De los sesenta es Poemas, una de las más longevas -llegó casi al cuarto de siglo- e importantes colecciones aragonesas de siempre. Creada, dirigida y editada por Luciano Gracia, su primer número, Nada es del todo, firmado por Manuel Pinillos, es de 1963 y de 1986, el número 56 y último, Los ojos verdes del búho de José Luis Rodríguez. En ella, con especial protagonismo del Grupo de Niké, figuran gran número de los más significados poetas aragoneses de su tiempo, mientras que la presencia de vates foráneos es escasa[12].
Fuendetodos (1969-1973) con dieciocho números, dirigida por Julio Antonio Gómez, fue, sin duda, la colección más brillante por el lujo de su edición y la calidad de sus contribuciones. Dejando fuera los aportes de poetas como Aleixandre, Celaya, Rosales o Leopoldo de Luis, entre otros, en ella publicó Miguel Labordeta Los soliloquios y las póstumas Obras completas. Julio Antonio Gómez, su fundamental Acerca de las trampas y José Antonio Labordeta, Cantar y callar, que incluía su primer disco, un EP con cuatro canciones, y Tribulatorio. Luciano Gracia (Hablan los días), Manuel de Codes (La mano en el sol) e Ildefonso Manuel Gil (Luz sonreída, Goya, amarga luz), completaban el elenco aragonés de esta iniciativa tristemente truncada.
De corte institucional y vinculada al premio del mismo nombre, la colección San Jorge de la Institución Fernando el Católico arrancó en 1969 con la publicación de Fábula del tiempo, el segundo de los libros de Rosendo Tello y cerraba la década con el número 20, Baladas a dos cuerdas (1979) del mismo autor. En ella, que se prolongó en el tiempo con el nombre de Isabel de Portugal, alternaron en esta época poetas veteranos con otros emergentes, entre los que Ángel Guinda, José Luis Alegre Cudós y Ana María Navales fueron los más perseverantes en el oficio poético.
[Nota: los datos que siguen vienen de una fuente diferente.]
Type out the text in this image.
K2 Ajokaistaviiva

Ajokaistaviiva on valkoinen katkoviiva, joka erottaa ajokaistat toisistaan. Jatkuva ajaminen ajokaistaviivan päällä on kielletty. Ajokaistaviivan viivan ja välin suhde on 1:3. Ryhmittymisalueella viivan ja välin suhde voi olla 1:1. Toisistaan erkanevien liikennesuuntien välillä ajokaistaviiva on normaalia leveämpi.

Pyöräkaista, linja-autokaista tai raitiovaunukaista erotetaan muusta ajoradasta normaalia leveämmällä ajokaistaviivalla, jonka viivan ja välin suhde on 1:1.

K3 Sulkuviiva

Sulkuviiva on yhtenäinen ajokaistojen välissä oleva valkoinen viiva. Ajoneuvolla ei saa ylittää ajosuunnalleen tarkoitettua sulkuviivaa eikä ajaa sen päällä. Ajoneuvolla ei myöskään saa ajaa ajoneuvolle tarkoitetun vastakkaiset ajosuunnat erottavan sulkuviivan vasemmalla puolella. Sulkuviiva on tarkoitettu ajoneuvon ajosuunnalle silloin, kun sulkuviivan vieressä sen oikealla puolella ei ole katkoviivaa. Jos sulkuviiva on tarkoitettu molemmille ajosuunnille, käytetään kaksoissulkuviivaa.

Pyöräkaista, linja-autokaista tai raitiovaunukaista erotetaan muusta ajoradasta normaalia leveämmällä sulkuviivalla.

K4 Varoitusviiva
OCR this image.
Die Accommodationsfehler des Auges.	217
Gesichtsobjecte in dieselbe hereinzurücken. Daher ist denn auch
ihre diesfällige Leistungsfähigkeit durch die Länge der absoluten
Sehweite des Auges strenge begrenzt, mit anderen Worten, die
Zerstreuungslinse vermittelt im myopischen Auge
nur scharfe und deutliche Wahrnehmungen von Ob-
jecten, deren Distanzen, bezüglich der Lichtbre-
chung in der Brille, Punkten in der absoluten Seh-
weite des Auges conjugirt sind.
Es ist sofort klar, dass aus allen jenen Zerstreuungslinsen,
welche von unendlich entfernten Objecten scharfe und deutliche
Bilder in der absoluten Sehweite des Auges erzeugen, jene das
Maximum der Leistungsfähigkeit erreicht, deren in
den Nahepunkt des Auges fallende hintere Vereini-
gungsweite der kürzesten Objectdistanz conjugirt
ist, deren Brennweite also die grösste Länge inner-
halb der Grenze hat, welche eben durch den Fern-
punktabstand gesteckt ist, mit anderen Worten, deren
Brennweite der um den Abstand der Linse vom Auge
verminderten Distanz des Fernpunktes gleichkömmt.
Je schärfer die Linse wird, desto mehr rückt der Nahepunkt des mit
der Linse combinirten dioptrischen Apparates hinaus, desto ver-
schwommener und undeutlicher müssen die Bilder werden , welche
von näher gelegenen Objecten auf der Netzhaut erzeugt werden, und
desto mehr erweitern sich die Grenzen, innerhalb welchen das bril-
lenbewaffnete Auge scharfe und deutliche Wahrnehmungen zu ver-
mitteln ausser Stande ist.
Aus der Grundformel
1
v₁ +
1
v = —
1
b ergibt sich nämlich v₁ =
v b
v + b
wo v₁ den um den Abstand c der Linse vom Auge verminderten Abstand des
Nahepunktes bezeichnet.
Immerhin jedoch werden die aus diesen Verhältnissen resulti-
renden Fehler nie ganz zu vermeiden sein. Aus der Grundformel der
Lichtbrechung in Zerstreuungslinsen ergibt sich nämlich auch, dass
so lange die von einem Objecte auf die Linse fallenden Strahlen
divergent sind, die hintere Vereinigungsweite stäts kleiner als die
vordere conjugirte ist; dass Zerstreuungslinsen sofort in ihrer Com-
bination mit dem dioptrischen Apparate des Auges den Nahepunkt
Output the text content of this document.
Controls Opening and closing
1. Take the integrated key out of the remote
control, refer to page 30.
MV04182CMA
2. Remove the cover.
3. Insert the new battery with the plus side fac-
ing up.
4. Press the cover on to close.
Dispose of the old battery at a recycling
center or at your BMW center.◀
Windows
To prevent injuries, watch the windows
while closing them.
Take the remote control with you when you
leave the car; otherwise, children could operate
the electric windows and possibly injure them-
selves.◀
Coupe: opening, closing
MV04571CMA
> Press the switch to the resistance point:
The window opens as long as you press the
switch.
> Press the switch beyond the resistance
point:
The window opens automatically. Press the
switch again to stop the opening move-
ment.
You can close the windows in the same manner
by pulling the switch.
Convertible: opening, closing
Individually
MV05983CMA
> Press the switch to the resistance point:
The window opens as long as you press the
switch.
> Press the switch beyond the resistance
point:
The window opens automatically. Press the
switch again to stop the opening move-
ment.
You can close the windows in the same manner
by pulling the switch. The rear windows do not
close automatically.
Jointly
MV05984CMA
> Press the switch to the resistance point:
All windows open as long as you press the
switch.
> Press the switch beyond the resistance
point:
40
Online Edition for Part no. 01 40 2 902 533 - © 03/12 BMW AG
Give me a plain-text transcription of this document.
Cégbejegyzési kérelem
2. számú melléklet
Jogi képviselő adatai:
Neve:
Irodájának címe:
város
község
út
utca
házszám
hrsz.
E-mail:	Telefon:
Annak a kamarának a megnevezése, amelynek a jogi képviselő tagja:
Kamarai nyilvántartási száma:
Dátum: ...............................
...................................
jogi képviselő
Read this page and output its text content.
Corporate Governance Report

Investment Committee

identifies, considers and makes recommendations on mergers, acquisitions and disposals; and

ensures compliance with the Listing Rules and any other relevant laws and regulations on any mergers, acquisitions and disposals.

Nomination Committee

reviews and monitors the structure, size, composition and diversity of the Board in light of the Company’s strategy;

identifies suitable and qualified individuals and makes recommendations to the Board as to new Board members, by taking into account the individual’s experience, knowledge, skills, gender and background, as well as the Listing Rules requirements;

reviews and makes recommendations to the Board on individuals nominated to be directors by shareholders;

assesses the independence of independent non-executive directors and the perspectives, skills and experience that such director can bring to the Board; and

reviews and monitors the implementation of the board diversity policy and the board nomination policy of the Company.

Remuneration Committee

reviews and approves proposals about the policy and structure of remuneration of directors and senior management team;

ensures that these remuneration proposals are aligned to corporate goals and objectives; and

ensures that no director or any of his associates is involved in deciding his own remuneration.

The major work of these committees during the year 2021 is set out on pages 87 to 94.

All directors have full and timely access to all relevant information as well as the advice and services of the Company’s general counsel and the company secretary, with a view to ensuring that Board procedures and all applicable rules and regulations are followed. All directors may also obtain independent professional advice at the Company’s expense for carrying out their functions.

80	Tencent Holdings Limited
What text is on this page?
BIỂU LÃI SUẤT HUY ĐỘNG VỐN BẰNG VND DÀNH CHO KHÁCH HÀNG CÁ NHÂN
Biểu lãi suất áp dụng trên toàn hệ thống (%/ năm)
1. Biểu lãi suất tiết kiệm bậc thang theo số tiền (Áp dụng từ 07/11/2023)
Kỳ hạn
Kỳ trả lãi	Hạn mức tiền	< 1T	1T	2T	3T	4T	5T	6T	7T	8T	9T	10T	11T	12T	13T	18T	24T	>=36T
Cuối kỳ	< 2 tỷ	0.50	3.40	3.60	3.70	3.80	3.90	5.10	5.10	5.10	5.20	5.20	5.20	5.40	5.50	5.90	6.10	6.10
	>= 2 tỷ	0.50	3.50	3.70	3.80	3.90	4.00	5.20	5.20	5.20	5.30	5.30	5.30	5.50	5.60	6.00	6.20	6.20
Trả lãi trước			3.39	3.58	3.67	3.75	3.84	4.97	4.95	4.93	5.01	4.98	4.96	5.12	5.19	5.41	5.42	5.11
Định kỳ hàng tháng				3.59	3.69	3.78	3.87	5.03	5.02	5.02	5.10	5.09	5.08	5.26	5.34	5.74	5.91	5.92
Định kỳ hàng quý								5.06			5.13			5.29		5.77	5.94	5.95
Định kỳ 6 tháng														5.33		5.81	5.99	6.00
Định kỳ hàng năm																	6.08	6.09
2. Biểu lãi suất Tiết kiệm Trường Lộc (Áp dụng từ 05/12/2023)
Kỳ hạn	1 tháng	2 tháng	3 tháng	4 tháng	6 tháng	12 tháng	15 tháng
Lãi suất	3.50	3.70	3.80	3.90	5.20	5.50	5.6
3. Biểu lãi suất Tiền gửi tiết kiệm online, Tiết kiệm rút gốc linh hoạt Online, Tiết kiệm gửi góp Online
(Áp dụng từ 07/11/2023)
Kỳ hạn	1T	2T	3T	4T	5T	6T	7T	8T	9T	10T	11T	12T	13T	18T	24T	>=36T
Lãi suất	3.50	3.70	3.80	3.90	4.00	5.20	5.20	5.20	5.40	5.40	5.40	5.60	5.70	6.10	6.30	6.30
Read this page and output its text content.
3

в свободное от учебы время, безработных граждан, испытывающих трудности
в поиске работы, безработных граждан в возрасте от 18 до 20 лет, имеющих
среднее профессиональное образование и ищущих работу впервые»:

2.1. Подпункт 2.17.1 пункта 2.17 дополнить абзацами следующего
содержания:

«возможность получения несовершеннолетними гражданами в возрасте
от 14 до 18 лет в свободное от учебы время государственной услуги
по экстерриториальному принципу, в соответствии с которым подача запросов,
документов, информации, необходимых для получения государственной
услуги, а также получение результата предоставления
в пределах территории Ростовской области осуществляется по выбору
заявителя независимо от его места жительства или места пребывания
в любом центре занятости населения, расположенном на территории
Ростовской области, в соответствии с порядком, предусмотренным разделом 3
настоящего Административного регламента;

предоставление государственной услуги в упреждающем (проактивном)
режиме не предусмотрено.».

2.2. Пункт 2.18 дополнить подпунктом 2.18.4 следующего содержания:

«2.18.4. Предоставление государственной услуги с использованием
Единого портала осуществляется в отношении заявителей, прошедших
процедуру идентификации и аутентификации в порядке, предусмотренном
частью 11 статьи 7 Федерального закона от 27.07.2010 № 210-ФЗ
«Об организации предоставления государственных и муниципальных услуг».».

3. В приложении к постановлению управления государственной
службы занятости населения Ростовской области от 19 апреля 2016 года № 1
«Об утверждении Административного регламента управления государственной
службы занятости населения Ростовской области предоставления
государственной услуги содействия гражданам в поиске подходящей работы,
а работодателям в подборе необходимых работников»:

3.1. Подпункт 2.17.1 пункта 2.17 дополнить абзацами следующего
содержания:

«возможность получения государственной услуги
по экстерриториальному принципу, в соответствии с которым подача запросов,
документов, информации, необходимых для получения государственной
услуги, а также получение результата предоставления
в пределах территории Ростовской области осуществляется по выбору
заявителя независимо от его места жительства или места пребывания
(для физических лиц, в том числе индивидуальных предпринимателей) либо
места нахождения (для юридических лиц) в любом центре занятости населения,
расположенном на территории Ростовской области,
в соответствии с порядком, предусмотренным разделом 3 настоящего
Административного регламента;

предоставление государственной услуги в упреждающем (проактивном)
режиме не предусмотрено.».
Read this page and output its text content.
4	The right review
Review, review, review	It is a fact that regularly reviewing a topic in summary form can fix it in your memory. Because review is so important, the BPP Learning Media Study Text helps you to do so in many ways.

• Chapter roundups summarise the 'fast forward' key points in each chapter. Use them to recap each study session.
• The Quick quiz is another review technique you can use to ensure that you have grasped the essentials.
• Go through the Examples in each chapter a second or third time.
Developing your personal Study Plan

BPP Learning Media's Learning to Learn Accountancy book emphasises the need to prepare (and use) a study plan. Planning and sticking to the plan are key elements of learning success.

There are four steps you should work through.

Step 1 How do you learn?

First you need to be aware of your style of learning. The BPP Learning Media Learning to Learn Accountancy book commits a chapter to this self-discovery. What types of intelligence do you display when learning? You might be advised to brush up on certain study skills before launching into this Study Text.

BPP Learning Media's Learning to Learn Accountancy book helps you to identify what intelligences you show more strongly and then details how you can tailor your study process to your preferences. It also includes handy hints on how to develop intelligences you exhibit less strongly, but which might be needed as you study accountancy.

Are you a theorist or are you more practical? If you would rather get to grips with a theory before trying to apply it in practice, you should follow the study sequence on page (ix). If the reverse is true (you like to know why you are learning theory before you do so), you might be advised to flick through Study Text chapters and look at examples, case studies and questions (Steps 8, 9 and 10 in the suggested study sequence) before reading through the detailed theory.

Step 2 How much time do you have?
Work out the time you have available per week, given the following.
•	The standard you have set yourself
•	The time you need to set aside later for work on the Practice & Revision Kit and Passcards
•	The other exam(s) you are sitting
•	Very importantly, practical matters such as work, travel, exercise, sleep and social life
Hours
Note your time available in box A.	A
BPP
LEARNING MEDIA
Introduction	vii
La colección Horizontes (1974-1976) de la editorial Litho Arte, dirigida por el italiano Carlo Liberio del Zotti, con 11 números, y Puyal (1975-1982), tutelada por Ángel Guinda, con 22, fueron las otras colecciones de relativa importancia en el periodo. Esta última consiguió un significativo número de suscriptores que posibilitaron su pervivencia y reunió varios nombres prestigiosos en su catálogo.
Aunque fuera de Aragón, la muy divulgada y prestigiosa colección barcelonesa El Bardo, de José Batlló, que había realizado su servicio militar en Zaragoza, otorgó un sensible protagonismo a los poetas aragoneses y en ella publicaron Miguel Luesma (Poemas en voz baja, 1966), Miguel Labordeta (Punto y aparte –antología- 1967 y Autopia, 1972), Francisco Carrasquer (Vísperas, 1969), Raimundo Salas (Las piedras y los días, 1971), Fernando Villacampa (Juegos reunidos, 1971); Anchel Conte (No deixez morir a mia voz, 1972), José Antonio Labordeta (Treinta cinco veces uno, 1972 y Poemas y canciones, 1976) y Rosendo Tello (Libro de las fundaciones, 1973).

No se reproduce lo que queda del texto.